Yesterday, I started playing with some yarn that I have been eyeing all summer. It was three hanks of a soy yarn from Kollage that someone gave me in a Ravelry swap and two skeins of Southwest Trading Company's Bamboo which I bought last may from Rhonda Kraft at the Yarn Attic in Hillsborough. The colors harmonize well -- shades of turquoise and purple -- and the soy and bamboo fibers are like rayon, so they will launder together well. I have been thinking for months that they would make a good shawl together, and I had visions of using the solid Kollage yarns as stripes among the variegated Bamboo.
I started with the teal Kollage (no surprise there) and cast on 5 stitches. Somehow, I kept getting more stitches on one side of the triangular shawl I was making than on the other. This clearly was not going to work. After casting on several times and ripping out by the 12th row, I tried casting on 7 stitches, and everything worked perfectly. But after I had knitted about 12 rows and switched over to the Bamboo, I also tried to do a lace pattern, and I got woefully bogged down.
In the end, I decided to start with the Bamboo (it's softer) and to knit it in garter stitch (the color changes make it interesting enough). And then I will knit a thin stripe of the teal, since there isn't much of it, followed by a thicker stripe of the solid purple, since there is twice as much. The solid colors will be a lace pattern because they'll show the lace off better than the bamboo would. And we'll see how it comes out.
The Mixed Feelings striped sweater that I've been working along is coming along, too. I discovered a few hours after I last wrote about it that it was indeed way to big, though. So I ripped out about 8 inches of it and began decreasing on the back much sooner. I also started decreasing on the front at the same time. I'm now knitting the back above where the armholes begin, and I'm making good progress. I think it's going to fit.
One place where I went seriously wrong was the cast-on. I did a long-tail cast-on, knowing that the bottom of the sweater would curl up because I'm knitting stockinette. I had planned to go back and knit an i-cord edging at the bottom to make it lay flat, and the i-cord would cover up the long-tail cast-on.

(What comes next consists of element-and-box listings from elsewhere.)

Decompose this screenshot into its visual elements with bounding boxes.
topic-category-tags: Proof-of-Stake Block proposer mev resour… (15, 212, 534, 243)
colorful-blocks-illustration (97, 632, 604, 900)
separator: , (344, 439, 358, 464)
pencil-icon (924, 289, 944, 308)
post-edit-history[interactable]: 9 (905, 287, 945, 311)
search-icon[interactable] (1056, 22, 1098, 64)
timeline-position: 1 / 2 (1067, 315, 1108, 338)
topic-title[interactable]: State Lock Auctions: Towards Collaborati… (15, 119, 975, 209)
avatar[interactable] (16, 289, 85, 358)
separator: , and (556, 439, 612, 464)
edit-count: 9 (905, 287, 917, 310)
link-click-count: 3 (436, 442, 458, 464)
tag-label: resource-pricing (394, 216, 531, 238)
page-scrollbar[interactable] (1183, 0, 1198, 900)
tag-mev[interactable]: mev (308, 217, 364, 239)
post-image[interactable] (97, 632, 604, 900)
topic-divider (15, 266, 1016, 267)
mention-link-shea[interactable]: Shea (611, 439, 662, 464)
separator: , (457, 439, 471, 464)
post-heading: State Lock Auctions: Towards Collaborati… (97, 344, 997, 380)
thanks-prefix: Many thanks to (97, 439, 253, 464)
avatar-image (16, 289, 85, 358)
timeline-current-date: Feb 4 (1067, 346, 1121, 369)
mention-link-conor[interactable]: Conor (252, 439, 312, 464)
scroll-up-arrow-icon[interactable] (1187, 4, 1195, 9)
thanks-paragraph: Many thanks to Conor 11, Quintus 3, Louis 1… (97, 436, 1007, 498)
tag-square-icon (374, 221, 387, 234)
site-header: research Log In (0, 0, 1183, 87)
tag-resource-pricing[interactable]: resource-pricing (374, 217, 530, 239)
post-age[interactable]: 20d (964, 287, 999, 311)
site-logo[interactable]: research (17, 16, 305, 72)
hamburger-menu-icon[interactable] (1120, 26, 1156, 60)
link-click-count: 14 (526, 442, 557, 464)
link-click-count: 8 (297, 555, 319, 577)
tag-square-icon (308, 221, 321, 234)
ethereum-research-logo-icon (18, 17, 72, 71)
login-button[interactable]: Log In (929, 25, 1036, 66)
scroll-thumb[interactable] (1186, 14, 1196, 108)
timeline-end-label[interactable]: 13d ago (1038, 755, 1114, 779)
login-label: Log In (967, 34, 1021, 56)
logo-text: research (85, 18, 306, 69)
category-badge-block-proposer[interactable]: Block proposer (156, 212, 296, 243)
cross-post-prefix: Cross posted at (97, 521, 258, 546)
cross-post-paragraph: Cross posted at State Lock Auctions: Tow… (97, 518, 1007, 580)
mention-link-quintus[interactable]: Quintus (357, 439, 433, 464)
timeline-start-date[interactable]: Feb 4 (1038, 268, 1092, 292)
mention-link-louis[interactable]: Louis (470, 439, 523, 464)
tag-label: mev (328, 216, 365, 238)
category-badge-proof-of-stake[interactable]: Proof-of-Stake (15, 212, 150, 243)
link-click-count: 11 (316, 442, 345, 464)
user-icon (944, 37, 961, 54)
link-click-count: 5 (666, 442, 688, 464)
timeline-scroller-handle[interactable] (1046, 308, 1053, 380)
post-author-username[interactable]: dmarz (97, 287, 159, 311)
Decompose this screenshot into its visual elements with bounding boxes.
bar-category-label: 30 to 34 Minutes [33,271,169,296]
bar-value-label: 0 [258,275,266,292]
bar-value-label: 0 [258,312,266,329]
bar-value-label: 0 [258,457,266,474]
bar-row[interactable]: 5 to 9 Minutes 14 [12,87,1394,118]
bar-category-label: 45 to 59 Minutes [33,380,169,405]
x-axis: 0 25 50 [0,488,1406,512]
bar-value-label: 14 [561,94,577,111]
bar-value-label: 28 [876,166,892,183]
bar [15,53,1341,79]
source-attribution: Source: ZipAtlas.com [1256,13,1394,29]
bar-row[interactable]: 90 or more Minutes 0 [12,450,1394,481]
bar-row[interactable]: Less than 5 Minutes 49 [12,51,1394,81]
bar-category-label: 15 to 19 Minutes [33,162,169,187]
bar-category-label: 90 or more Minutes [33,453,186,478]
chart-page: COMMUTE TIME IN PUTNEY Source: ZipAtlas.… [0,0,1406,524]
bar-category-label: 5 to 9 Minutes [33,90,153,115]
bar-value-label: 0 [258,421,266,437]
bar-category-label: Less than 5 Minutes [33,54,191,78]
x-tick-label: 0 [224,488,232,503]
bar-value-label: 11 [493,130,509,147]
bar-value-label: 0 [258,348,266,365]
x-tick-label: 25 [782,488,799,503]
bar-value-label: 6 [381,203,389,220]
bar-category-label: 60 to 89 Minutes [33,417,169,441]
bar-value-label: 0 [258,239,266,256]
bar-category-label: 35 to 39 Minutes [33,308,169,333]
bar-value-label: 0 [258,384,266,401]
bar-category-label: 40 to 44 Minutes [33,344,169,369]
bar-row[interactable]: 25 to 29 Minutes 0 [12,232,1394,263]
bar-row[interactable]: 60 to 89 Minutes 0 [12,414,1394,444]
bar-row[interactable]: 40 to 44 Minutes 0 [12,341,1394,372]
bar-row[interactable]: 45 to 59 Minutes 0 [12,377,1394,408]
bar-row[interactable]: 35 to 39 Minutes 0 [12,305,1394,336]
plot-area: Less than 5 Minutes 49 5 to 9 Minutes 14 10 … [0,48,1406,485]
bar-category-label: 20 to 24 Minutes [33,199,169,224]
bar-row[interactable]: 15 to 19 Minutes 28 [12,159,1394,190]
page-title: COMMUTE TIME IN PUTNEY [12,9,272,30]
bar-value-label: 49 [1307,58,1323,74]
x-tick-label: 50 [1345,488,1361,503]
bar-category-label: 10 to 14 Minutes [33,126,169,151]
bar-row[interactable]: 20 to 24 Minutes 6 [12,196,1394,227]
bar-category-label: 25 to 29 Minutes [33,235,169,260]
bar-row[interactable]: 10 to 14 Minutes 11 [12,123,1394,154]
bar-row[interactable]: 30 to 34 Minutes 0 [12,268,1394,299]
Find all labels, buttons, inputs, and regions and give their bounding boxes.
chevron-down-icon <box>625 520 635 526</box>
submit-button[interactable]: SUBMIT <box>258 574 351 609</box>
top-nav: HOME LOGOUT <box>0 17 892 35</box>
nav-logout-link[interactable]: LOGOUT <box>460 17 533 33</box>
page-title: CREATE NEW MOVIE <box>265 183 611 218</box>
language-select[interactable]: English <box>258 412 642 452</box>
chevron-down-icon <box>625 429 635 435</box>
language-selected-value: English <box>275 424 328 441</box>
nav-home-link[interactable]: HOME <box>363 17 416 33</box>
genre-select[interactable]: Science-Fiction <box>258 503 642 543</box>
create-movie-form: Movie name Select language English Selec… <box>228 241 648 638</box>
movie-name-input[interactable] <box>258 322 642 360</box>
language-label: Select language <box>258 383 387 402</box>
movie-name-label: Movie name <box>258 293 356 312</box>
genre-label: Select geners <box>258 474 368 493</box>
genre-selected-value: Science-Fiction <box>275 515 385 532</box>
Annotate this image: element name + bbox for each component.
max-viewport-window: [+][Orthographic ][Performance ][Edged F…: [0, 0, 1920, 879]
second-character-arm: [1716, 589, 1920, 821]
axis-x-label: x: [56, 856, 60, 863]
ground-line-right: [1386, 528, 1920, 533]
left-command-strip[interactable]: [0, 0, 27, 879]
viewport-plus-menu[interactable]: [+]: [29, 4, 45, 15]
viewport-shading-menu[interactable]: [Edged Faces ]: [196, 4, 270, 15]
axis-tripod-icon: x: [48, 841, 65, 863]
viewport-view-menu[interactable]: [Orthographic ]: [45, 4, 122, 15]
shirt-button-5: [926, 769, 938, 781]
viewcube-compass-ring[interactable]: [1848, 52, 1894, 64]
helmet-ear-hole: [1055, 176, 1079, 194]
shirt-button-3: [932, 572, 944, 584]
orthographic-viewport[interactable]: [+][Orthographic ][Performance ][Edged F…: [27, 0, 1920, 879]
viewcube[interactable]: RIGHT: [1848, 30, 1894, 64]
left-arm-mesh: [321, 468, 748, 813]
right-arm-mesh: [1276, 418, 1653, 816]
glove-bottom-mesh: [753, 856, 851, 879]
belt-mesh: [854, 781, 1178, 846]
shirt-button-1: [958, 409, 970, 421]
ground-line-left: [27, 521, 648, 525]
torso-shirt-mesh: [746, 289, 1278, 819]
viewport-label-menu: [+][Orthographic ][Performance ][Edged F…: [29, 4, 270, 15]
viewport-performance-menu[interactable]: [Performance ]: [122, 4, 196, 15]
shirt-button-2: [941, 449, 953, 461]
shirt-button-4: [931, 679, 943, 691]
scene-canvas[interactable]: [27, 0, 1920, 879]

This technique worked fine on my Beebalm sweater, also known as the Cables & Lace sweater (designed by Fiona Ellis), when I made that two years ago. But it's not working on my Mixed Feelings sweater. When I went back and looked at the Cables & Lace sweater, I realized why. The Cables & Lace sweater has fields of lace that are more like ribbing than stockinette. I'm going to have to go back and put some kind of ribbing or a hem on my Mixed Feelings sweater because it's solid stockinette. For that reason, I should've used a provisional cast-on, not the long-tail cast-on. Live and learn!
I had a lovely time at the North Brunswick library last night. Only one person came, a woman named Suzannah who is from Egypt. I helped her with Continental knitting, especially purling, and she made a lot of progress. She complained that she's kntting much more loosely as a Continental knitter than she did when she was wrapping the yarn as a British knitter, but I think once she gets more proficient with Continental, her stitches will tighten up.
I'm committed to being at the North Brunswick Library once a month, and I expect it will be the second Monday of the month, at 7 p.m. So if you are living in Middlesex County, watch for it. I would love to meet you.
My next library appearance will be 10 a.m. next Monday at the Warren Township Library, followed the Monday after that at 7 p.m.